Drury rightly places great emphasis on the crisis that seems to have paralysed Herbert in the mid 1620s after the public oratorship at Cambridge had brought him to the notice of the court and put him in the way of worldly advancement. He senses that Herbert was more at home in the Jacobean church than its successor, and acutely analyses the way in which his pacifism at the time of Charles and Buckingham’s failed Spanish adventure might not have proved helpful. But he seems not to have considered whether James’s death in 1625 and the new king’s increasing reliance on Buckingham and Laud cast a catastrophic shadow across Herbert’s world view that may account for the modesty of his eventual choice of the vicarage at Bemerton.
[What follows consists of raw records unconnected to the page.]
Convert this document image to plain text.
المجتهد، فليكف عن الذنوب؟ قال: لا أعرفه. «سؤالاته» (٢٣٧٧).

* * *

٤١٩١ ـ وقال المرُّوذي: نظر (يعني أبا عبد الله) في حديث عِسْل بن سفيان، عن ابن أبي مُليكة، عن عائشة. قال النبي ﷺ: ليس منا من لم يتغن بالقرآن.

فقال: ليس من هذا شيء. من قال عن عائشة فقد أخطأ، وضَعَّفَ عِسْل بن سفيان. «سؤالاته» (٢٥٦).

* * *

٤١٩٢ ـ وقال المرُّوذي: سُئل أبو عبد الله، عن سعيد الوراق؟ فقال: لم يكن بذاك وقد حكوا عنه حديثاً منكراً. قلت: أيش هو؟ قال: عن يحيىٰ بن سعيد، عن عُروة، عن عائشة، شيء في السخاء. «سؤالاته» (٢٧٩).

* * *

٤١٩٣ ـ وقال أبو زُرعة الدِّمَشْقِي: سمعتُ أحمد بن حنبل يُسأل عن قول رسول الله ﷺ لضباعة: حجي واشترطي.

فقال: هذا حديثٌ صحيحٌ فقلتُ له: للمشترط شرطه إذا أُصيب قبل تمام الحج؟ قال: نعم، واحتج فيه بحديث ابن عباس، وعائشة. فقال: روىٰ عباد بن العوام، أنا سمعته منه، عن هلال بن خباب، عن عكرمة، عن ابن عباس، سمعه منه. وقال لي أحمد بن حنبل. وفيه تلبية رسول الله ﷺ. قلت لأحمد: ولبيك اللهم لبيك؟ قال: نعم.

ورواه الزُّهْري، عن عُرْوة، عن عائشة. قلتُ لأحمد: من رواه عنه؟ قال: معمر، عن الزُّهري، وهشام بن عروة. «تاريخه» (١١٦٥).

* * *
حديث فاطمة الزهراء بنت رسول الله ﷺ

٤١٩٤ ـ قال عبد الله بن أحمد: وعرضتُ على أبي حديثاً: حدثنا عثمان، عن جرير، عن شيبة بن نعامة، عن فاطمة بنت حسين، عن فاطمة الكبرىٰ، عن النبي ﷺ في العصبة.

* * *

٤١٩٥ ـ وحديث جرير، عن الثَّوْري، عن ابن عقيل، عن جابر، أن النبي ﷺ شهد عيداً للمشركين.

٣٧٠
Certainly Herbert’s known sponsors, such as John Davenant at Salisbury and John Williams at Lincoln, were equally out of sorts at the change. Years later Williams was found to have received letters from a colleague describing Laud as ‘the little meddling hocus-pocus’. Drury nods occasionally towards that robust Jacobean Protestantism — an intelligent amalgam of radical doctrine with formalist instincts — so richly researched by Patrick Collinson and subsequent historians.
But mostly he clings to a rather bland view of what he anachronistically calls ‘Jacobean Anglicanism’, to which Calvinism is as antipathetic as popery. It will be interesting to see how his forthcoming Penguin edition deals with Hebert’s poem ‘The Waterfall’ (not mentioned here) with its uncompromising recitation of double predestination.
The same reluctance to look hard or afresh dulls Drury’s dutiful treatment of Herbert’s poetry. He prints a large number of poems in full and suggests connections with episodes in Herbert’s life which are often suggestive, if unknowable, because Herbert’s perfect verbal touch makes dating from internal evidence unusually difficult. But his patient exegesis tends towards paraphrase, while his emphasis on Herbert’s prosody continually catalogues rhyme schemes and line lengths already evident to the eye and ear.
He tells us what ‘enjambment’ means (twice), that Latin is an inflected language, and that ‘suit’ means ‘plea’ and ‘not posh clothes’. His reading of ‘Redemption’, a poem as terse and vivid as one of Christ’s own parables, explains that it ‘combines secular and sacred: the legal action of cancelling … a liability, and the salvation of mankind by Christ’s sacrificial death.’ It misses the irony that the alienation of church lands by corrupt bishops (‘rich lords’) was a contemporary scandal: the Bishop of Llandaff quipped that his see should have been called ‘Aff’, ‘the land thereof being long since alienated’.
Drury’s favourite epithet for Herbert’s verse is ‘sprightly’. Concerning ‘Love (III)’ he observes ‘Love loves jokes’, laughably adducing in evidence a ‘pun’ in the creator’s reassurance to his self-doubting creation, ‘Who made the eyes but I?’